Il finit par quitter mes lèvres avant de faire glisser sa langue le long de ma mâchoire, redessinant les contours de mon visage avant de redescendre dans mon cou, goûtant chaque parcelle de ma peau et m’offrant mille sensations. Du bout de ses doigts, il effleura ma colonne vertébrale, me faisant frissonner entre ses bras, me laissant totalement aller. Ma volonté n’était plus, c’était comme s’il avait eu raison de moi. Alors qu’il effleurait ma colonne vertébrale, un hoquet de surprise franchit mes lèvres bientôt suivit d’un profond soupir de satisfaction et de bien être.

Je fermais alors les yeux comme pour être encore plus attentif à ce qu’il me faisait. Je m’agrippais à ses épaules tentant désespérément de me raccrocher à une réalité qui n’existait déjà plus. Le pas venait d’être franchi pour de bon. Il venait de gagner plus que je ne le pensais. Après être descendu une énième fois le long de mon dos, il laissa ses doigts s’aventurer ailleurs, partant à la découverte du reste de mon corps.
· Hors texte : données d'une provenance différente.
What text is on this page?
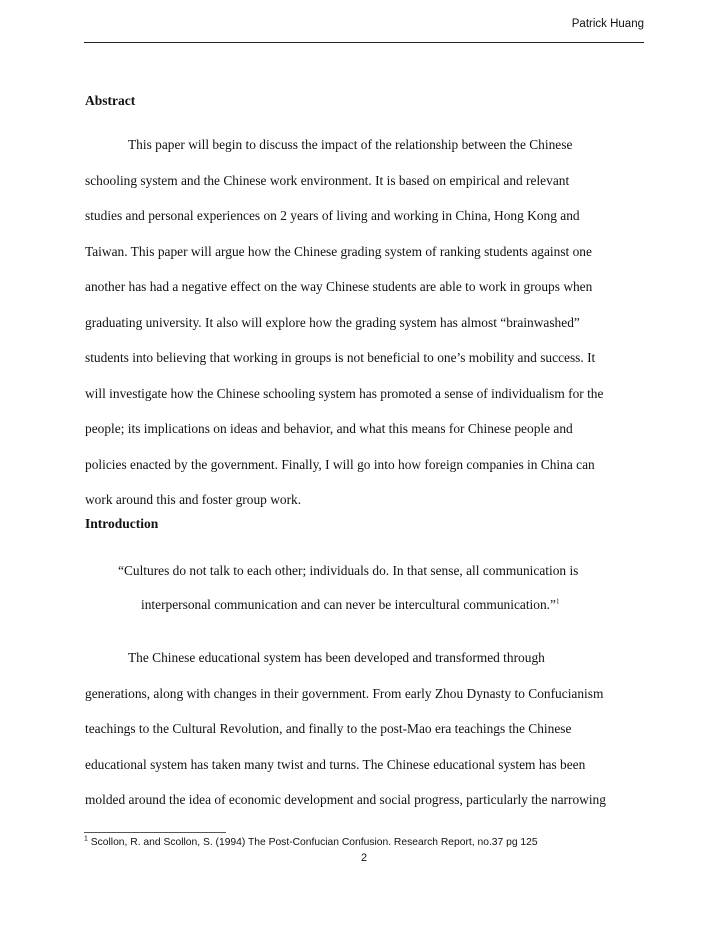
Patrick Huang
Abstract
This paper will begin to discuss the impact of the relationship between the Chinese
schooling system and the Chinese work environment. It is based on empirical and relevant
studies and personal experiences on 2 years of living and working in China, Hong Kong and
Taiwan. This paper will argue how the Chinese grading system of ranking students against one
another has had a negative effect on the way Chinese students are able to work in groups when
graduating university. It also will explore how the grading system has almost “brainwashed”
students into believing that working in groups is not beneficial to one’s mobility and success. It
will investigate how the Chinese schooling system has promoted a sense of individualism for the
people; its implications on ideas and behavior, and what this means for Chinese people and
policies enacted by the government. Finally, I will go into how foreign companies in China can
work around this and foster group work.
Introduction
“Cultures do not talk to each other; individuals do. In that sense, all communication is
interpersonal communication and can never be intercultural communication.”$^1$
The Chinese educational system has been developed and transformed through
generations, along with changes in their government. From early Zhou Dynasty to Confucianism
teachings to the Cultural Revolution, and finally to the post-Mao era teachings the Chinese
educational system has taken many twist and turns. The Chinese educational system has been
molded around the idea of economic development and social progress, particularly the narrowing
$^1$ Scollon, R. and Scollon, S. (1994) The Post-Confucian Confusion. Research Report, no.37 pg 125
2
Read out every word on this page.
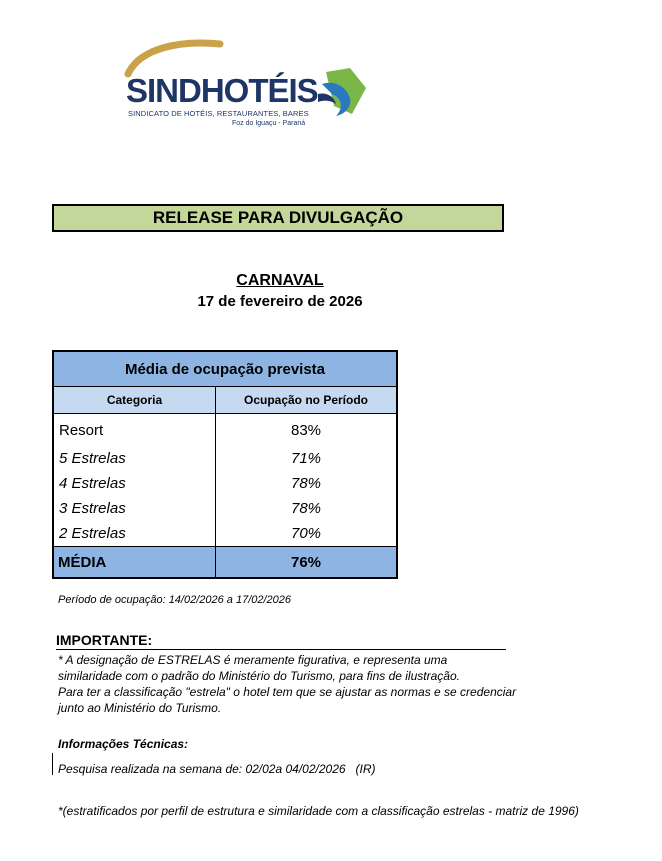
SINDHOTÉIS
SINDICATO DE HOTÉIS, RESTAURANTES, BARES
Foz do Iguaçu - Paraná
RELEASE PARA DIVULGAÇÃO
CARNAVAL
17 de fevereiro de 2026
Média de ocupação prevista
Categoria	Ocupação no Período
Resort	83%
5 Estrelas	71%
4 Estrelas	78%
3 Estrelas	78%
2 Estrelas	70%
MÉDIA	76%
Período de ocupação: 14/02/2026 a 17/02/2026
IMPORTANTE:
* A designação de ESTRELAS é meramente figurativa, e representa uma
similaridade com o padrão do Ministério do Turismo, para fins de ilustração.
Para ter a classificação "estrela" o hotel tem que se ajustar as normas e se credenciar
junto ao Ministério do Turismo.
Informações Técnicas:
Pesquisa realizada na semana de: 02/02a 04/02/2026   (IR)
*(estratificados por perfil de estrutura e similaridade com a classificação estrelas - matriz de 1996)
Ses mains partirent à la découverte de mes reins avant de revenir sur mon ventre. Sa peau froide contrastait avec la chaleur de la mienne. Ses mains redessinaient amoureusement la sculpture délicate de mes abdominaux puis remontaient lentement vers les boutons de chair rose qui pointaient sous le plaisir qu’il m’offrait, sous la fine toile de ma chemise qui découvrait maintenant éhonteusement mon épaule gauche. Cet homme touchait avec un doigté sans pareil, me faisant oublier ce que nous étions en train de commettre.
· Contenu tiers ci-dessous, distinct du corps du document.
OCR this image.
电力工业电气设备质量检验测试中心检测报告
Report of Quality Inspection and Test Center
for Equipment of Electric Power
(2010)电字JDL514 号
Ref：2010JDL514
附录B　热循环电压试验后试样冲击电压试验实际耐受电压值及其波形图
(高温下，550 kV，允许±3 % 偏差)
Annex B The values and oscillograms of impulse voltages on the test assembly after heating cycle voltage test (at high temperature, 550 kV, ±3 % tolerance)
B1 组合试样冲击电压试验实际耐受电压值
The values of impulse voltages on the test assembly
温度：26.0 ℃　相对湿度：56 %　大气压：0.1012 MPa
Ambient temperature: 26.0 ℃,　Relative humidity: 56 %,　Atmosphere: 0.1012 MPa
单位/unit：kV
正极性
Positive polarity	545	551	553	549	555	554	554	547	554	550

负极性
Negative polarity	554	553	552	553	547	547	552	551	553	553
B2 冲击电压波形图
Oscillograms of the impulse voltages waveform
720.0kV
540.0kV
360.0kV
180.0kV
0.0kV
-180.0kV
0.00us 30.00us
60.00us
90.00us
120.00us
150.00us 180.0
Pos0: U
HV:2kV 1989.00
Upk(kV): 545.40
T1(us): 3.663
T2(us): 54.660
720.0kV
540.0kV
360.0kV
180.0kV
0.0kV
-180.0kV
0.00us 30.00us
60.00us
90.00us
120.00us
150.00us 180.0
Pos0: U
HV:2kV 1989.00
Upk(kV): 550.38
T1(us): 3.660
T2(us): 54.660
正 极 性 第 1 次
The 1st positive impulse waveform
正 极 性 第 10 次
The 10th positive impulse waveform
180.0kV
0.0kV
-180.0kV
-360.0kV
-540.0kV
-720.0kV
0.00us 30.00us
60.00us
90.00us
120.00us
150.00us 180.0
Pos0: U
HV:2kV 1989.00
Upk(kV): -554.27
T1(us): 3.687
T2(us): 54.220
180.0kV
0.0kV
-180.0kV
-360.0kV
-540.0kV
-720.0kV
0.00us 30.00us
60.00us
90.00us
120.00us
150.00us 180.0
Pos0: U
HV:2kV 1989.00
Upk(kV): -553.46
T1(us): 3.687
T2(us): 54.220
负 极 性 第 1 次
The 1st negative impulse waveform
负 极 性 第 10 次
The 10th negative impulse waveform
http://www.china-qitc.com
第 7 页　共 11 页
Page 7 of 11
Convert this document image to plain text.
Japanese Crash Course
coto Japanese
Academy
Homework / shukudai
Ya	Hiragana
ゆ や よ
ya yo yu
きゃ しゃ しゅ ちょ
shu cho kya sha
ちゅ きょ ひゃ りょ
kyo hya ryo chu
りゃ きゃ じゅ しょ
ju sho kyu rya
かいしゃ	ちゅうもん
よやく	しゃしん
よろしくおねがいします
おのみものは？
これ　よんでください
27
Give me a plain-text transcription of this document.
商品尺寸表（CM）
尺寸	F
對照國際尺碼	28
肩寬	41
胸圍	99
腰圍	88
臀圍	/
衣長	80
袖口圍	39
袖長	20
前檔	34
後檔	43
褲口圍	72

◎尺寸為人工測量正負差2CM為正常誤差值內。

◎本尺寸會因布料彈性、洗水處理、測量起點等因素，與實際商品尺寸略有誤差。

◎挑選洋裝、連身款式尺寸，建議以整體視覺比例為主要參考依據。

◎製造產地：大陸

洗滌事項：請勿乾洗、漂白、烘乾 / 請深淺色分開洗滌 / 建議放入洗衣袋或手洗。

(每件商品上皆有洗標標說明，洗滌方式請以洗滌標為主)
Avec dextérité, il entreprit alors de dégrafer les premiers boutons de ma chemise qui semblait devenue de trop pour lui avant de la faire glisser sur mes épaules et dans mon dos, mettant à nu le haut de mon corps en proie à son regard.

Semblant galvanisé par la simple vue de mon corps offert à lui, il délaissa mon cou pour partir à la découverte de mon torse imberbe, léchant et goûtant à chaque parcelle de ma peau comme s’il me voulait entièrement. Jamais je n’avais connu pareilles sensations, jamais personne ne m’avait touché ainsi et encore moins à ce genre d’endroit. Du bout de la langue, il joua un moment avec mes boutons de chair, faisant naître une certaine forme d’excitation qui m’était totalement inconnue, les faisant durcir d’avantage sous ses lèvres. Ne tentant plus, je laissais un petit gémissement franchir la barrière de mes lèvres entrouvertes, ne pouvant en contenir d’avantage. Je me contrôlais de moins en moins pour ne pas dire plus rien.

Soudain, il me plaqua violemment contre lui, frottant lascivement son intimité gonflée de désir contre mon bassin, tandis que ses mains se glissaient sans honte aucune sous le tissu de mon pantalon en toile, caressant mes fesses avec un plaisir non feint. Je n’aimais pas bien que tout aille aussi vite me faisant lentement mais sûrement sortir de cet état second. Même si un râle rauque s’échappa de ma gorge alors que nos deux corps enlacés entamaient un langoureux déhanchement érotique dénué de tout sentiment de honte ou de gêne, la peur était en train de reprendre le dessus, m’aidant à réaliser pleinement ce que cet homme voulait de moi. Alors qu’il s’affairait à défaire les attaches de mon pantalon, le visage enfouis dans mon cou gracile, je me tendis brusquement ne voulant surtout pas que cela aille plus loin.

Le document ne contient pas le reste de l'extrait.